AUTOBIOGRAPHICAL: The Longest Years, 1935; Happy Times in Norway, 1942 

WAR REFUGEE, CRITIC OF NATIONAL SOCIALISM, THE JOURNEY HOME

When German troops invaded Norway in 1940, she fled the country into neutral Sweden, and eventually spent the war years in the United States as a refugee from the German occupation of her country.  She had been a virulent critic of National Socialism and Hitler’s racial policies, and thus knew she would be in the first wave of roundups by the Gestapo.  She also was a critic of the new Soviet state for its atheistic ideology, and acted on that belief.  In the aftermath of the division of spoils from the German-Soviet invasions of Poland, Joseph Stalin turned northwestward to invade Finland, touching off the Winter War, in which Finland held on over the winter of 1939-1940 until overwhelming force was brought to bear.  Undset supported the Finnish war effort by donating her Nobel Prize in January 1940.
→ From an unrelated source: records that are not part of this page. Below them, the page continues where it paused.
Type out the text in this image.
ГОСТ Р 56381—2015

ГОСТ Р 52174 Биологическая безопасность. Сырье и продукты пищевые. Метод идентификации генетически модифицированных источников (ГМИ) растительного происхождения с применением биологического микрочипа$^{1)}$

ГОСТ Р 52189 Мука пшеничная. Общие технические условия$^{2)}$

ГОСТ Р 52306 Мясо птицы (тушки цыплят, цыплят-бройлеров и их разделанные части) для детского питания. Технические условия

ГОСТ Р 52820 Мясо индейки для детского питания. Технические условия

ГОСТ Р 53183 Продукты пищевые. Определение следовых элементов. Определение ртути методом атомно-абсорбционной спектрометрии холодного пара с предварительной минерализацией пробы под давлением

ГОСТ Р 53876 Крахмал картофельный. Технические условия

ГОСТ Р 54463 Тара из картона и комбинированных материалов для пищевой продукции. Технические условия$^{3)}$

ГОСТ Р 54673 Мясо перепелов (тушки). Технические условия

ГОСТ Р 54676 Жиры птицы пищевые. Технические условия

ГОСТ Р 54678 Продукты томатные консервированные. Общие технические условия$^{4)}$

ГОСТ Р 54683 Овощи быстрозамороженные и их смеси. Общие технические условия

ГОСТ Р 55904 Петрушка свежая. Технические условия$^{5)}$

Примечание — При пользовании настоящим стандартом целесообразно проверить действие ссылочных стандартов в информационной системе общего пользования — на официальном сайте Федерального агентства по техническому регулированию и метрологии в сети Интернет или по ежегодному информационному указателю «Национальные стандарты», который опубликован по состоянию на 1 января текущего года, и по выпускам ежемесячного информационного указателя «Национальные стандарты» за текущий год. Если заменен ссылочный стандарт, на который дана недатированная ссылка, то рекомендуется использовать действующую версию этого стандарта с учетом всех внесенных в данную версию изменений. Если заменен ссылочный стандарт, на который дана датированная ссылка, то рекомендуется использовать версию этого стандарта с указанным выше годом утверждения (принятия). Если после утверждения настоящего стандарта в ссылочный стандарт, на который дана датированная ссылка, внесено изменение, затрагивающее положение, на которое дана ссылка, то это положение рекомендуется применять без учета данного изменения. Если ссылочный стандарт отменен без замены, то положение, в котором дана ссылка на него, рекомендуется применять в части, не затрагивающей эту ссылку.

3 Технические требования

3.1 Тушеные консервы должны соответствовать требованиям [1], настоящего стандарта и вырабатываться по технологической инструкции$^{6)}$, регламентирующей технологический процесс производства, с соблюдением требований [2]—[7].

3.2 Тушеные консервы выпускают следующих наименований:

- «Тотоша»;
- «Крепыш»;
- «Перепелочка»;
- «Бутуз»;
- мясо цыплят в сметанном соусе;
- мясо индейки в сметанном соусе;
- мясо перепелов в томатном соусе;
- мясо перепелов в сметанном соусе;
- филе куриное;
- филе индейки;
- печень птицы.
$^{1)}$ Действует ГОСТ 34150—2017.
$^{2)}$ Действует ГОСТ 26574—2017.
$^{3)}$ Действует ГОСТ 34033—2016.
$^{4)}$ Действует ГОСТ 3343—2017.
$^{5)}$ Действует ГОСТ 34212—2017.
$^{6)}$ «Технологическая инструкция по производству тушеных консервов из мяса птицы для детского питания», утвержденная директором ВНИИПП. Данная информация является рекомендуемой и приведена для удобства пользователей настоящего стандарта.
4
Although she continued to speak out on behalf of her country and suffering people during her stay in the United States, she was losing that inner fire that had powered her work.  The death of her oldest son in battle against German troops in 1940, and the death of her daughter, ‘broke’ her as a woman and mother, and never completed her last project – Madame Dorthea. She never wrote another word.  With her work done, she returned home to her beloved Lillehammer, where she had done her most productive labors over the previous three decades.  She died in 1949, and was buried with her son and daughter, in graves marked by three black crosses.